И Лёлино одеяло поползло выше, до самого уха, где его краешек свернулся уютным плотным валиком. Валерик подумал, что одеяло похоже на серовато-белый плазмодий фулиго.
Нет, он не мог уйти.
– Где? – и он сделал шаг к Лёлиной кровати.
– Н... пчк... – бормотнула она, словно и в самом деле проваливаясь в сон.
– Я там не нашёл, – и Валерик сделал ещё один шаг.
– Ищи лучше. Он на печке, – и плазмодий одеяла отполз назад, открывая Лерин рот. А Валерик был уже близко. Он стоял, касаясь коленом жёсткого ребра кровати.
– Валера, я сплю!
Но он уже сел и прижал одеяло по краям, поймал её в ловушку, почувствовал себя миксамёбой, которая ловит бактерию, обволакивая её собственным телом.
Губы нашли Лёлину щёку, крепко прижались.

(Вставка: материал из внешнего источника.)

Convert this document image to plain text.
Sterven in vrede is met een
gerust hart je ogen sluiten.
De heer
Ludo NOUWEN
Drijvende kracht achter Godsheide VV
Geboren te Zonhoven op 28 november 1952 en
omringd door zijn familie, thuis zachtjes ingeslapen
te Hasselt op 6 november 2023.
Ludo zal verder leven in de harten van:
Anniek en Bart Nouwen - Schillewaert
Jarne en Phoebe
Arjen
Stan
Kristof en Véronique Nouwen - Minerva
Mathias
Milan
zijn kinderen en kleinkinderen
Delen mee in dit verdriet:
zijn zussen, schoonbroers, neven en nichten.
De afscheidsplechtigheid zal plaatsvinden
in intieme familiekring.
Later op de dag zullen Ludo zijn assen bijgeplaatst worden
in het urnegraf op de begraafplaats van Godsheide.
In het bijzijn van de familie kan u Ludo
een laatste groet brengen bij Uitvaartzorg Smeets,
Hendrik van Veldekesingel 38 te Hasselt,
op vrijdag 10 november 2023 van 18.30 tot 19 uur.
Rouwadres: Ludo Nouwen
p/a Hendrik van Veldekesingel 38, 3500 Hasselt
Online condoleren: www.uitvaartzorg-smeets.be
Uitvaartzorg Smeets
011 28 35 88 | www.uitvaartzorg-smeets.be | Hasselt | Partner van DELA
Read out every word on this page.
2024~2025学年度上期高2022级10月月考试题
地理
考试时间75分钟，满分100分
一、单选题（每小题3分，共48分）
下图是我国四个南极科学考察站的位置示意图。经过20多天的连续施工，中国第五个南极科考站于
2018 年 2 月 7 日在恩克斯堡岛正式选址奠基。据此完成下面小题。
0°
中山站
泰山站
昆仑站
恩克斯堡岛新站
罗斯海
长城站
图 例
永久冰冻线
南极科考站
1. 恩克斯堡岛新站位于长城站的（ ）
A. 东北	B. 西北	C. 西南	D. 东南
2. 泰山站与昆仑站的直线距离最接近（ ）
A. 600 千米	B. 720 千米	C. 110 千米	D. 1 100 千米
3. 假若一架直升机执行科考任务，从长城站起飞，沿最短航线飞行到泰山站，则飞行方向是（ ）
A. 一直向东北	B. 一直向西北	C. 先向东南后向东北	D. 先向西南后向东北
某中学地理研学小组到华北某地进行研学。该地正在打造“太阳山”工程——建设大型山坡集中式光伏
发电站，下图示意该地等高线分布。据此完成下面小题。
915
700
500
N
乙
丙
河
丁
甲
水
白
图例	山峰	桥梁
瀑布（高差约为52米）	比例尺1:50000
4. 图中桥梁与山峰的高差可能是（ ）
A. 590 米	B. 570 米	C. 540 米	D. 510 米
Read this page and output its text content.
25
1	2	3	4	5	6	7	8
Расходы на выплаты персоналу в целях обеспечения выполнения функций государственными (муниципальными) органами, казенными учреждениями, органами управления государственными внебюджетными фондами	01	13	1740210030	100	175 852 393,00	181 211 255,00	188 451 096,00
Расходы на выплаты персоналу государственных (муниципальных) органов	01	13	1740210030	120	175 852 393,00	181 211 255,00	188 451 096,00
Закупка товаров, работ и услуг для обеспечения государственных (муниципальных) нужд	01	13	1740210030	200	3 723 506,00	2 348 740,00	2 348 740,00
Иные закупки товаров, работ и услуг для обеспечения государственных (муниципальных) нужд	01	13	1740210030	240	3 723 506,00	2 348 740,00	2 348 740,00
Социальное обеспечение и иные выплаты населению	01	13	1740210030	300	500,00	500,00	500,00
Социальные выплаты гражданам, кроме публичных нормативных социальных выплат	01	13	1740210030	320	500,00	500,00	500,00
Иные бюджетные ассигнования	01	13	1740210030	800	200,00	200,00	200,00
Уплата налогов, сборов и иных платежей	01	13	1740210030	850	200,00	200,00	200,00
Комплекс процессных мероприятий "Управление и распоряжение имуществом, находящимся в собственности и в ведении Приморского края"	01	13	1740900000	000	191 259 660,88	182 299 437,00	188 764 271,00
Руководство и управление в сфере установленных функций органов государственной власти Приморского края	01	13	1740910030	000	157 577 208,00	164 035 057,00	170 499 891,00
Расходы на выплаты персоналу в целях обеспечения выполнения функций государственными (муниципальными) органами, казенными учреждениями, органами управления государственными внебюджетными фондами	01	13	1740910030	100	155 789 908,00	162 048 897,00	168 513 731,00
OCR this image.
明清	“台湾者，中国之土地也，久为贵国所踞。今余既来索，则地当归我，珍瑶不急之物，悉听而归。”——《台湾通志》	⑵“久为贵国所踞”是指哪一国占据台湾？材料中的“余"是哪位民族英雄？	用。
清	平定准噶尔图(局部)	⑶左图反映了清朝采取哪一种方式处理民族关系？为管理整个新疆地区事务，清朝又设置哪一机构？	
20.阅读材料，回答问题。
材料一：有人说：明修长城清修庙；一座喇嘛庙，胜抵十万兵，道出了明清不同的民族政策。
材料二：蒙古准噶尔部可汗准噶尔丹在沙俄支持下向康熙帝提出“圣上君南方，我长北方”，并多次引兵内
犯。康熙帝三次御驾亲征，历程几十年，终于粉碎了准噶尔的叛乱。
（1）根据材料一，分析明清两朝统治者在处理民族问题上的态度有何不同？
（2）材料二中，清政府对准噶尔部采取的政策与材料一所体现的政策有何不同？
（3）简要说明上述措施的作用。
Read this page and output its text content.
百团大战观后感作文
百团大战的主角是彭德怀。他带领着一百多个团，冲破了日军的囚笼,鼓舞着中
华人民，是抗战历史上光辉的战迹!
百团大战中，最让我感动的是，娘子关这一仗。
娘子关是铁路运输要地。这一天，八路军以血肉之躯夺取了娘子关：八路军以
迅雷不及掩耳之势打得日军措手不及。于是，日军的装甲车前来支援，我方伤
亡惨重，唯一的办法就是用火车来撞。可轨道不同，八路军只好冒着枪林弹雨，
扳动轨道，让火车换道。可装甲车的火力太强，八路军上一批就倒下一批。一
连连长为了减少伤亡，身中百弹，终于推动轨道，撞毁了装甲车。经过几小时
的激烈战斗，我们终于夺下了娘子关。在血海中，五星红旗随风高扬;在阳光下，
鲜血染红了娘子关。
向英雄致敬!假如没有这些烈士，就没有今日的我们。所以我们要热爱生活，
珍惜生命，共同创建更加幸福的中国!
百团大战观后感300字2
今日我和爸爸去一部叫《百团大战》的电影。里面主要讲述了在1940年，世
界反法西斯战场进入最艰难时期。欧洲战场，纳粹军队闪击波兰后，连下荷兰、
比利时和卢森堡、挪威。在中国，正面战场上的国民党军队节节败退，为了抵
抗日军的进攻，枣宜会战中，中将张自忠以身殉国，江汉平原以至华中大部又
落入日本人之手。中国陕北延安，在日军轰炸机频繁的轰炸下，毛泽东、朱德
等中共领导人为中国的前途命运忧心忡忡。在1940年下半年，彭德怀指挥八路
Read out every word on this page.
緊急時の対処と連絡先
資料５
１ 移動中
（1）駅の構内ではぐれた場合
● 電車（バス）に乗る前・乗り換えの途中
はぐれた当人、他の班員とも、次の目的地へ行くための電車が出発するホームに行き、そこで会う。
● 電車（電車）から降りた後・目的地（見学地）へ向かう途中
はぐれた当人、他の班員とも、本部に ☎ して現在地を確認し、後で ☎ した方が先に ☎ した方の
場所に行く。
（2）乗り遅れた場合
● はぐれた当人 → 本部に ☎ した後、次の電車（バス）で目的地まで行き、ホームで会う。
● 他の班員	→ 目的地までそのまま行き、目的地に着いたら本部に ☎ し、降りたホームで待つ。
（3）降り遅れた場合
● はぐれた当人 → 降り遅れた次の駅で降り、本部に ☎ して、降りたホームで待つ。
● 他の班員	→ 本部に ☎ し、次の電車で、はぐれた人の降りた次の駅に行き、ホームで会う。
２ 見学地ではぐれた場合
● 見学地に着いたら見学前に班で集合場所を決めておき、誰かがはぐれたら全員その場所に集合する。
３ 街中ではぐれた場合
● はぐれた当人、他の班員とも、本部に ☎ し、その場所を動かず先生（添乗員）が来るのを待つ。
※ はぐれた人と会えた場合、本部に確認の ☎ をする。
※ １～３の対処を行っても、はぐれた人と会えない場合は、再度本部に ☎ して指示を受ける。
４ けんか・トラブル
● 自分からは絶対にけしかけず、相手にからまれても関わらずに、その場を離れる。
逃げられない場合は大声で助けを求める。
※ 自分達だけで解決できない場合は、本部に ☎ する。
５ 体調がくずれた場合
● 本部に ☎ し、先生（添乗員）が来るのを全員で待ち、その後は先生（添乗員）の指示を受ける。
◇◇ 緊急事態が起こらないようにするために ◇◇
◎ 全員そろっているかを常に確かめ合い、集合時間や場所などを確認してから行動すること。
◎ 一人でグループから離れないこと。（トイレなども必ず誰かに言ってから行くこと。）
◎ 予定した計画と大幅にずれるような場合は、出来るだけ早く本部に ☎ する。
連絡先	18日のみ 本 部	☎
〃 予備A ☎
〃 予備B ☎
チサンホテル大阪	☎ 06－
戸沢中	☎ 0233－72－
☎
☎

Лёля зашипела: страшно, горлом, как доведённая до отчаяния кошка, и забилась в ловушке из одеяла. Валерик, ошарашенный, отпрянул. Его возбуждение вдруг сменилось отчаянным осознанием собственной ошибки: он вдруг понял, что шёл сюда не просто так, а думал, что Лёля ждёт его, и что не пошёл, если бы мог предчувствовать это звериное шипение и это отвращение, даже омерзение во взгляде.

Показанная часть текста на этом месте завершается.